Apple's answer to Amazon.com's Echo and Google's Home voice-controlled speakers will hit the American market in December. The cylindrical, Siri-powered HomePod will respond to users' queries about the weather or sports scores by searching the internet for information, and play music when asked to.
The smart assistant will use its sensor to understand its location in a room so that it plays music at optimal volume. The speaker will come with a privacy feature to keep personal data inside the device without uploading it onto a cloud server, for instance.
Apple is credited with having transformed mobile music players. The company apparently aims to make history again with music-playing smart speakers, but the situation has changed drastically in recent years.
Having grown into a huge corporation, Apple is slow to make moves of late. This time around, it is not the pioneer in the home music market, but rather a latecomer that has no choice but to focus on music for a chance to succeed.
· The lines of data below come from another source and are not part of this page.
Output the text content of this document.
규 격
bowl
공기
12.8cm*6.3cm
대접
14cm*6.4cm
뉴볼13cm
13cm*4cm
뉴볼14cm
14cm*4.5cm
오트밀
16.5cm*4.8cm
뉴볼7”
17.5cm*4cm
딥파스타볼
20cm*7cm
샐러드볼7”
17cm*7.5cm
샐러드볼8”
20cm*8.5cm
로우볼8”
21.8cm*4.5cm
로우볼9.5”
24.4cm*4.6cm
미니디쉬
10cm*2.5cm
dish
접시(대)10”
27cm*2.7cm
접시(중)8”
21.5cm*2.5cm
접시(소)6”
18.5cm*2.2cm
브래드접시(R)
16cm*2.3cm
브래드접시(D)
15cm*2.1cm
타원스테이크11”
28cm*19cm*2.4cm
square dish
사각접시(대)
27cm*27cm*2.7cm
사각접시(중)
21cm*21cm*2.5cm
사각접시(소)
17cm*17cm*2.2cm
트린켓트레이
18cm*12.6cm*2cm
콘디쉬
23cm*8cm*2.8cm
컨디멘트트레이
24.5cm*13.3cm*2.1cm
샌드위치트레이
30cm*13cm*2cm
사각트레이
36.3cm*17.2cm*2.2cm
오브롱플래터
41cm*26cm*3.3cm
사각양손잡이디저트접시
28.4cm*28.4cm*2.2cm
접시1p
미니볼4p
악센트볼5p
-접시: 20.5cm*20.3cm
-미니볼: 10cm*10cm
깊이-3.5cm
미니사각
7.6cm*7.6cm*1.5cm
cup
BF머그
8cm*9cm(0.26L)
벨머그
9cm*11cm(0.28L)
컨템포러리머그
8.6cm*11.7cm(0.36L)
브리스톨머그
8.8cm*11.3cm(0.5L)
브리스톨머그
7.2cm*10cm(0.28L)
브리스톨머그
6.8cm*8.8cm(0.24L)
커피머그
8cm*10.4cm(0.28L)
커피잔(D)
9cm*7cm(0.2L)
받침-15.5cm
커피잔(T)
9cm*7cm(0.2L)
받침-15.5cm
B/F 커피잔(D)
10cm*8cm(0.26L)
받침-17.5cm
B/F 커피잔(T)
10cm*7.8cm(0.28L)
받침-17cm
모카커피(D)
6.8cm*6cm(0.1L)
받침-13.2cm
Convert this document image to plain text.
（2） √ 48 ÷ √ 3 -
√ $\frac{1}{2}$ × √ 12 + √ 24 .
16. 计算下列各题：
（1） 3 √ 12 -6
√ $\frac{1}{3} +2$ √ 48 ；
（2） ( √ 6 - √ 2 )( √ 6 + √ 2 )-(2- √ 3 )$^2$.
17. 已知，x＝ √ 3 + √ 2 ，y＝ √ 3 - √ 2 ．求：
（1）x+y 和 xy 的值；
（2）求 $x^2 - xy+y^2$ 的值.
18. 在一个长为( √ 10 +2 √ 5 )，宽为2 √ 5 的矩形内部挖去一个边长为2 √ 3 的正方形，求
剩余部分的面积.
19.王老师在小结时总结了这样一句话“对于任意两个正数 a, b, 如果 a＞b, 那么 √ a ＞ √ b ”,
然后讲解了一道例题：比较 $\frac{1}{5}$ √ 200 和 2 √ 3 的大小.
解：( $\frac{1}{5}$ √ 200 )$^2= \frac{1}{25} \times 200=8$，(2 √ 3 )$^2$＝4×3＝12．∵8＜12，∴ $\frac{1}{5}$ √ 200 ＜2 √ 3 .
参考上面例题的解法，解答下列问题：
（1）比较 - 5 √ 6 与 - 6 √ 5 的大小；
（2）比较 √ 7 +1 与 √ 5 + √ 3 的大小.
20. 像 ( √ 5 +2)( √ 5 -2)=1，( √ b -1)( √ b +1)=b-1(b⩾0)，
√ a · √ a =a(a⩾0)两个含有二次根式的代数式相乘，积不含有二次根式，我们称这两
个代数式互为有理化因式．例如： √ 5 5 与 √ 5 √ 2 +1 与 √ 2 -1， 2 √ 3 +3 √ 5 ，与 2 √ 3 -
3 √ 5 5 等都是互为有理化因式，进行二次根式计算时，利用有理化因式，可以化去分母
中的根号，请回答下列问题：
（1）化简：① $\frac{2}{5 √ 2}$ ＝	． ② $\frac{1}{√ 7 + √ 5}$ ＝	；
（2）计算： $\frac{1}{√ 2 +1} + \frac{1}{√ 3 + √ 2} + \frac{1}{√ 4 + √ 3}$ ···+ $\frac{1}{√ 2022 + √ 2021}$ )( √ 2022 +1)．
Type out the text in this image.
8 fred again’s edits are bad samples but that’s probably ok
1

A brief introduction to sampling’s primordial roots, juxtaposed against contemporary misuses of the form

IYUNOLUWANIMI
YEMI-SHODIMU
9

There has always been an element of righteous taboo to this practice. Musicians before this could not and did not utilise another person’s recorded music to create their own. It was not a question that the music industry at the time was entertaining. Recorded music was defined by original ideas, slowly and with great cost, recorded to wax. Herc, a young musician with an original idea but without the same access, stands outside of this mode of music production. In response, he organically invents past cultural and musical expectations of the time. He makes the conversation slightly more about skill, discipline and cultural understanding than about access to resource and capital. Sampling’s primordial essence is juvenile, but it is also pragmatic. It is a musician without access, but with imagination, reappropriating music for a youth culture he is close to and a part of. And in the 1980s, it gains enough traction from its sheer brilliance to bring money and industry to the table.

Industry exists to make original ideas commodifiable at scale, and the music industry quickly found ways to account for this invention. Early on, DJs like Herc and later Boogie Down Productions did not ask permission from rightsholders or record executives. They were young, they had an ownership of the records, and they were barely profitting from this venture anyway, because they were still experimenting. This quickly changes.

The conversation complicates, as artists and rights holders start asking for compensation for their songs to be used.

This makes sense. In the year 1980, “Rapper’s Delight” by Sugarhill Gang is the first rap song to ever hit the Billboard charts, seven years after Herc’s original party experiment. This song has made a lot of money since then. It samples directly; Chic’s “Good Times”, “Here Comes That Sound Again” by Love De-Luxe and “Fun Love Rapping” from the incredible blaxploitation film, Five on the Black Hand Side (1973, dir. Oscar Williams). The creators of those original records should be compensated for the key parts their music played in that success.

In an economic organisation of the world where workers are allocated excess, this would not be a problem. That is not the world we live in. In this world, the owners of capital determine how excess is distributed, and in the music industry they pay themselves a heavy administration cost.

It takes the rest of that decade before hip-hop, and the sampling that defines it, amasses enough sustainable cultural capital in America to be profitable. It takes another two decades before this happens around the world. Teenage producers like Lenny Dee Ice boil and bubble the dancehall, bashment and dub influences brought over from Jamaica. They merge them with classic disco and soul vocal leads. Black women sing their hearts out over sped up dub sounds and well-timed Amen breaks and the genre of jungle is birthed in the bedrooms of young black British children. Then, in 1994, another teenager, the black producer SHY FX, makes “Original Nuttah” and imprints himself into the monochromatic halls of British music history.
Siri apparently falls behind its peers in artificial intelligence, a key technology. A study by U.S. digital marketing agency Stone Temple Consulting shows that Alphabet's Google Assistant answered 68% of 5,000 questions put to it at 90% accuracy. But Siri responded to only 21% of the questions, getting just 62% of them correct -- outperformed by Microsoft's Cortana and Amazon's Alexa as well.
Apple has been hiring talented engineers from around the world. But the iPhone maker was notoriously secretive and did not let its developers publish papers on their research or attend conferences. Top AI researchers, wanting to remain part of the research community, shunned Apple. In contrast, Google and other rivals eagerly tapped outsiders and have quickly enhanced their technologies through trial and error.
Realizing that such secrecy is damaging its AI ability, Apple made an about-face and began letting its AI researchers publish studies and attend meetings of peers. It has also been stepping up AI startup acquisitions.
But catching up with the competition will not be easy. Apple at its developer conference announced AI services such as automated translations from English to several languages and automated photo editing with face recognition technology. But these are part of Google's broad service lineup already.
In the end, the only edge Apple can offer in smart speakers is its flagship luxury feel. The brand alone will help generate some HomePod sales. Output of the AI speaker is planned at several million units a year, according to a parts supplier -- on a par with the Apple TV streaming box. But the company cannot keep relying on its illustrious brand to conceal its technological lag.